When one engages in sexual gratification with another person whom they do not have an emotional and/or strong physical connection, it quite simply is.... nothing more than the act of using someone elses body for the purposes of maturbation. There is no true intimacy with a stranger, therefore it becomes nothing short of a sexual release. Much like a teenage boy thumbing through a Playboy magazine and masturbating at the images he sees. It is a purely mechanical behavior with the end result being sexual gratification. The same may be said of people who prefer to watch their spouses engaging in sexual activities with someone else.

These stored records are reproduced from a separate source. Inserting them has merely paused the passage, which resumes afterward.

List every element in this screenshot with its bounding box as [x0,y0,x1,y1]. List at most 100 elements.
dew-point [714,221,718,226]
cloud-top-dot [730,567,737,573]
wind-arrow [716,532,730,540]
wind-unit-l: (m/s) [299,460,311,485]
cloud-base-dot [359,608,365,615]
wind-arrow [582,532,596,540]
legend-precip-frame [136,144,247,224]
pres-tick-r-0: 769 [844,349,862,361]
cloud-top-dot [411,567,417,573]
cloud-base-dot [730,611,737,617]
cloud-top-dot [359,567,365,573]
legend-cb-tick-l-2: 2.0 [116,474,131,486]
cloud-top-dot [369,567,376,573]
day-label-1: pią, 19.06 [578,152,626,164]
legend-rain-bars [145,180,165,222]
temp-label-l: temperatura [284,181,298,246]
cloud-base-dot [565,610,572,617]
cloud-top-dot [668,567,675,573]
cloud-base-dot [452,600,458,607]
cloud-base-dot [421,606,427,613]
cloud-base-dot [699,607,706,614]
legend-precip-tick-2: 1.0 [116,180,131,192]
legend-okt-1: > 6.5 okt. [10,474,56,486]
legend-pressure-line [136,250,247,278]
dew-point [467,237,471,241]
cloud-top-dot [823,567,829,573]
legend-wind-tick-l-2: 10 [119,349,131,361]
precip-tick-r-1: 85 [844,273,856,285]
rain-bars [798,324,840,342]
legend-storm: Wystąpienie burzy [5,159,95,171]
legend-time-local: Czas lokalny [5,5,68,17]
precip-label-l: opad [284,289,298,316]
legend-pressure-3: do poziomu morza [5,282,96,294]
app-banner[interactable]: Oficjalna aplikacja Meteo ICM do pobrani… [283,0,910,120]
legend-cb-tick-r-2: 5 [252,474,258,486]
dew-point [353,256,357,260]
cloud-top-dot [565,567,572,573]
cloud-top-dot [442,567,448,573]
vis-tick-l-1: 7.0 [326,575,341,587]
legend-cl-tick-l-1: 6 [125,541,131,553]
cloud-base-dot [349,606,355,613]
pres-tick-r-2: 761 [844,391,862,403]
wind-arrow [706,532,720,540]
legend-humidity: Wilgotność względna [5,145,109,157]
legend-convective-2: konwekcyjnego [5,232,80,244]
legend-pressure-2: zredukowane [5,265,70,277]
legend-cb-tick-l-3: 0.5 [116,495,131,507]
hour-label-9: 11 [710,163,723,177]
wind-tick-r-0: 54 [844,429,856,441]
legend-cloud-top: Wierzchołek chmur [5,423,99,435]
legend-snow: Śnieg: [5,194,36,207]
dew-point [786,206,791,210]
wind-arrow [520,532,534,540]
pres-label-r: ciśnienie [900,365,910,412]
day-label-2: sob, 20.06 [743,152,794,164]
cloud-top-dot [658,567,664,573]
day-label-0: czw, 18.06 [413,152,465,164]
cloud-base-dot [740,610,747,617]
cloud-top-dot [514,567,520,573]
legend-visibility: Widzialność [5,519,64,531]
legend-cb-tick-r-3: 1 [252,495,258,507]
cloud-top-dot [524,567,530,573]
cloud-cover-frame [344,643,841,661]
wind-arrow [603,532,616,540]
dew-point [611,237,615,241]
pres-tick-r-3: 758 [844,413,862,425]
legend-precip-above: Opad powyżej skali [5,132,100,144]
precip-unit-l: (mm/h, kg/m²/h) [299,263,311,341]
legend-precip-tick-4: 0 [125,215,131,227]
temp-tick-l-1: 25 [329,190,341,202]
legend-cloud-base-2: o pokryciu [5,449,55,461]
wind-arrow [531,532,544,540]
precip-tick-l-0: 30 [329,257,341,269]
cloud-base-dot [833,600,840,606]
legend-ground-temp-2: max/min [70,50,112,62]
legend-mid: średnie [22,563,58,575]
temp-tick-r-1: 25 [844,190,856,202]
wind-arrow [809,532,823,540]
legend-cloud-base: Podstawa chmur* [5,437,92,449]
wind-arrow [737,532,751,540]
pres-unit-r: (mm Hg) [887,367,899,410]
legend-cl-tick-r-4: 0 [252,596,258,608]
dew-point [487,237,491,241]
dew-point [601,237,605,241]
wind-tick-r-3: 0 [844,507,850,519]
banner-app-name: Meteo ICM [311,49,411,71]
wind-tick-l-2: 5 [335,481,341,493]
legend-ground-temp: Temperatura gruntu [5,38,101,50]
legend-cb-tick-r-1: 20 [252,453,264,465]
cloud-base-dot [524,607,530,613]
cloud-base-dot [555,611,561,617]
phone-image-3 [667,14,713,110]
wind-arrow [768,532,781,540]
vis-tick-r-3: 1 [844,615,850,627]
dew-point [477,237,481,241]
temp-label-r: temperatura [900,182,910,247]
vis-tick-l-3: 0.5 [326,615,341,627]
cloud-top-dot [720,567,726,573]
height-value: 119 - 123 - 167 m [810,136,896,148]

If you believe that you and your husband are using each other's bodies to maturbate with, then maybe you don't share as strong a bond with each other as you claim. If there is no difference in the type of sexual satisfaction/intimacy that you share with your spouse than with the strangers that you meet online or at some swingers club.... you have just proved my point.

 

Addressing the issue of children again... is your need for sexual pleasure so much more important than your children? Scenario: A friend of your child's stumbles upon information that you thought you covered up and hid behind locked doors. This friend decides to share said information say, at school for instance. Before you know it, your child is being ridiculed by schoolmates because of your choices. Is that fair??? I know,  right now you're thinking,"that would never happen!" Yes, it most certainly can. It most certainly has. This is probably the least of bad things that could happen.

 

Where my opinions are based from??? Well documented studies of sexual addiction, as well as the DSM (Diagnostics and Statistical Manual of Mental Disorders.) The terms: sexual promiscuity/deviancy (including by not limited to multiple partners, orgies, etc.) impulsivity, obsessed with fantasies of unlimited sexual performance, etc. start to jump right off the page at you. It's all there in black and white.